A joint partnership will see the UK Space Agency and the UN collaborate in a project for space-based climate action.
A novel project to map existing work tackling climate change through the application of space technology and determine what advancements can be made was launched this month by the UK Space Agency and United Nations at COP26.
Reviewing space-based climate action
The UK government’s National Space Strategy, which was revealed in September, sets out the UK’s ambitious plans to utilise space technology for climate action. Now, the UK Space Agency will collaborate with the UN Office for Outer Space Affairs (UNOOSA) on a new review of current activity on climate action using space technology.
The objective is to come up with a strategic view of climate activities being undertaken in space on a scale currently unheard of and, through this, enhance policy coherence across relevant international organisations.
The novel review is due to begin in December and is projected to provide a detailed overview of space-based climate action being conducted and raise awareness of those opportunities to support actions while encouraging collaboration.
UK leads the way
Dr Paul Bate, Chief Executive of the UK Space Agency, commented: “The UK is leading the way in using satellites to monitor and tackle climate change and we are building trusted relationships between the UK space sector and international partners.

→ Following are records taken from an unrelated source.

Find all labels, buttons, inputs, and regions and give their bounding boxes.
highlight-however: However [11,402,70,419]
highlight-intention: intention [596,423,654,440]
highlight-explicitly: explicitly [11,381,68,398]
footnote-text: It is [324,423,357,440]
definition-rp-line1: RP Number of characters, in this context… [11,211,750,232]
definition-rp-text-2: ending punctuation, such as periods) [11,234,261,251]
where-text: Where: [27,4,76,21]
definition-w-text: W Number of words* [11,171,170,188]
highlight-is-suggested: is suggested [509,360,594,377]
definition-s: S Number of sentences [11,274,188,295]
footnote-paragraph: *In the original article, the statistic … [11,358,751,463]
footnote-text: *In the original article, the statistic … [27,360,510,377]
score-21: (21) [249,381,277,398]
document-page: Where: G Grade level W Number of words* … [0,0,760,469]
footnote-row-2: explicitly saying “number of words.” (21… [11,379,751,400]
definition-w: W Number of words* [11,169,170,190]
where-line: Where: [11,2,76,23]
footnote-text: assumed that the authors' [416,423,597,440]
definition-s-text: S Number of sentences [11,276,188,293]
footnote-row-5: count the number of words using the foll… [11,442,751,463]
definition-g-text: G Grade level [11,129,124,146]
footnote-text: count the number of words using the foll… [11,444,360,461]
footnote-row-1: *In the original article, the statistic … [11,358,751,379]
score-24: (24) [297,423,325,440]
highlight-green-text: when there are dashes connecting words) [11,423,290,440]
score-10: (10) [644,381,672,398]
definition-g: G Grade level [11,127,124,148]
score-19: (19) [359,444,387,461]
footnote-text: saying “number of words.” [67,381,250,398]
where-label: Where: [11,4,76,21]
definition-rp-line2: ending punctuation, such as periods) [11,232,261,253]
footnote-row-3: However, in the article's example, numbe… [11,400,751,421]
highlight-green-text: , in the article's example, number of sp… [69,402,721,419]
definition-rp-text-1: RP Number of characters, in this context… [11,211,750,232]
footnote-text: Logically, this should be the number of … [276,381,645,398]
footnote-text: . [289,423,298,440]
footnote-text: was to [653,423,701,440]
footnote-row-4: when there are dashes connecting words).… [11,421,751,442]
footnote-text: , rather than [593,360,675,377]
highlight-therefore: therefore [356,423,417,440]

“We’ve seen throughout COP26 how satellites are being used to measure carbon emissions, monitor deforestation and improve climate models that inform international action. This new project with UNOOSA will map this existing work and investigate what more can be done to strengthen the space sector’s contribution to tackling our planet’s biggest global challenge.”
Towards a net-zero future
Simonetta Di Pippo, Director, United Nations Office for Outer Space Affairs, added: “Space activities have transformed the way humanity perceives and understands planet Earth, rendering them vital for climate science and action. We need to maximise the ambition in utilising space benefits for a better tomorrow.
“At UNOOSA, we are fully committed to reinforcing both direct and indirect contributions of the space sector to a net-zero future. With this initiative proposed by the UK Space Agency, we take our joint commitment to another level. By consolidating and mapping the existing climate activities, we will be much better equipped to move forward in coordinating international efforts and stimulating climate actions.”
In Space We Trust
The announcement was made at the ‘In Space We Trust’ event at COP26, which investigated how space data and technology empower climate action.

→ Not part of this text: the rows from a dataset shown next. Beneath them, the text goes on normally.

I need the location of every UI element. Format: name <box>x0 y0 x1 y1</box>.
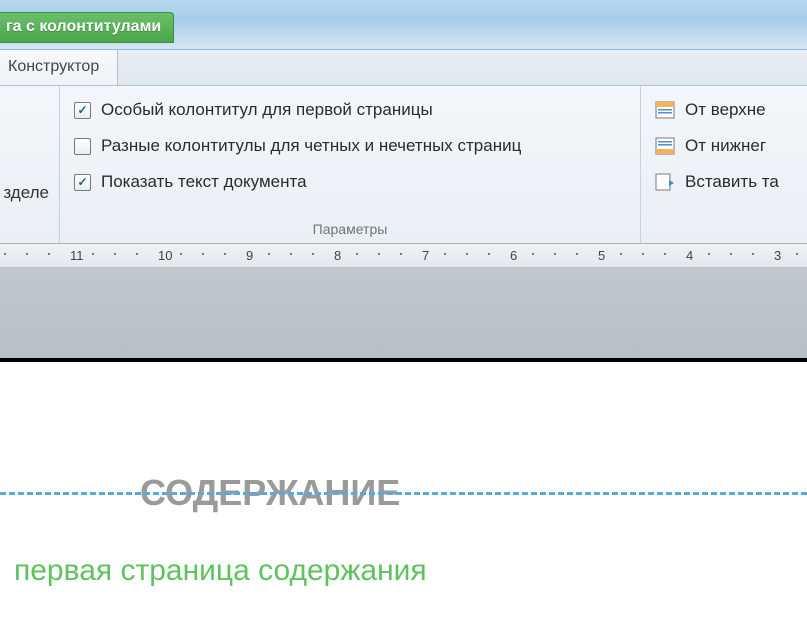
group-caption-options: Параметры <box>70 217 630 243</box>
ruler-number: 11 <box>70 248 84 263</box>
label: Вставить та <box>685 172 779 192</box>
left-fragment-text: зделе <box>3 183 49 203</box>
insert-alignment-tab[interactable]: Вставить та <box>651 164 797 200</box>
option-odd-even-different[interactable]: Разные колонтитулы для четных и нечетных… <box>70 128 630 164</box>
checkbox-icon[interactable] <box>74 102 91 119</box>
ribbon-group-left-fragment: зделе <box>0 86 60 243</box>
page-subline: первая страница содержания <box>14 554 807 588</box>
ruler-number: 7 <box>422 248 429 263</box>
tab-designer[interactable]: Конструктор <box>0 50 118 85</box>
contextual-tab-title: га с колонтитулами <box>0 12 174 43</box>
ribbon: зделе Особый колонтитул для первой стран… <box>0 86 807 244</box>
ruler-number: 10 <box>158 248 172 263</box>
option-show-doc-text[interactable]: Показать текст документа <box>70 164 630 200</box>
horizontal-ruler[interactable]: 11 10 9 8 7 6 5 4 3 <box>0 244 807 268</box>
footer-bottom-icon <box>655 137 675 155</box>
option-first-page-different[interactable]: Особый колонтитул для первой страницы <box>70 92 630 128</box>
ruler-number: 3 <box>774 248 781 263</box>
label: От верхне <box>685 100 766 120</box>
ruler-number: 5 <box>598 248 605 263</box>
checkbox-icon[interactable] <box>74 174 91 191</box>
document-background <box>0 268 807 358</box>
label: От нижнег <box>685 136 766 156</box>
header-from-top[interactable]: От верхне <box>651 92 797 128</box>
footer-from-bottom[interactable]: От нижнег <box>651 128 797 164</box>
ruler-number: 8 <box>334 248 341 263</box>
checkbox-icon[interactable] <box>74 138 91 155</box>
ribbon-tab-row: Конструктор <box>0 50 807 86</box>
header-footer-separator <box>0 492 807 495</box>
ruler-number: 6 <box>510 248 517 263</box>
header-top-icon <box>655 101 675 119</box>
option-label: Разные колонтитулы для четных и нечетных… <box>101 136 521 156</box>
option-label: Особый колонтитул для первой страницы <box>101 100 433 120</box>
title-bar: га с колонтитулами <box>0 0 807 50</box>
option-label: Показать текст документа <box>101 172 307 192</box>
ruler-number: 9 <box>246 248 253 263</box>
ribbon-group-options: Особый колонтитул для первой страницы Ра… <box>60 86 641 243</box>
insert-tab-icon <box>655 173 675 191</box>
ruler-number: 4 <box>686 248 693 263</box>
document-page: СОДЕРЖАНИЕ первая страница содержания <box>0 358 807 628</box>
ribbon-group-position: От верхне От нижнег Вставить та <box>641 86 807 243</box>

Hosted by Space4Climate in partnership with the UK Space Agency’s International Partnership Programme and the Global Partnership for Sustainable Development Data, the event, on the Knowledge Transfer Network Space & Geospatial Virtual Pavilion for COP26, gave a platform to speakers from indigenous groups and countries and showcased existing partnerships utilising space for climate action and climate data capacity building, in collaboration with developing economies.
Davis Adieno, Director of Programs at the Global Partnership for Sustainable Development Data, who hosted the event, concluded: “Without a doubt, the world is at a crossroads. The ravaging impacts of climate change have been laid bare for all of us to see wherever we are. But as we agitate for change, we must recognise the steep road towards change is not easy but is scalable. We have a great opportunity to act now and act at an unprecedented scale through international collaboration to accelerate progress in delivering world climate summit ambitions.”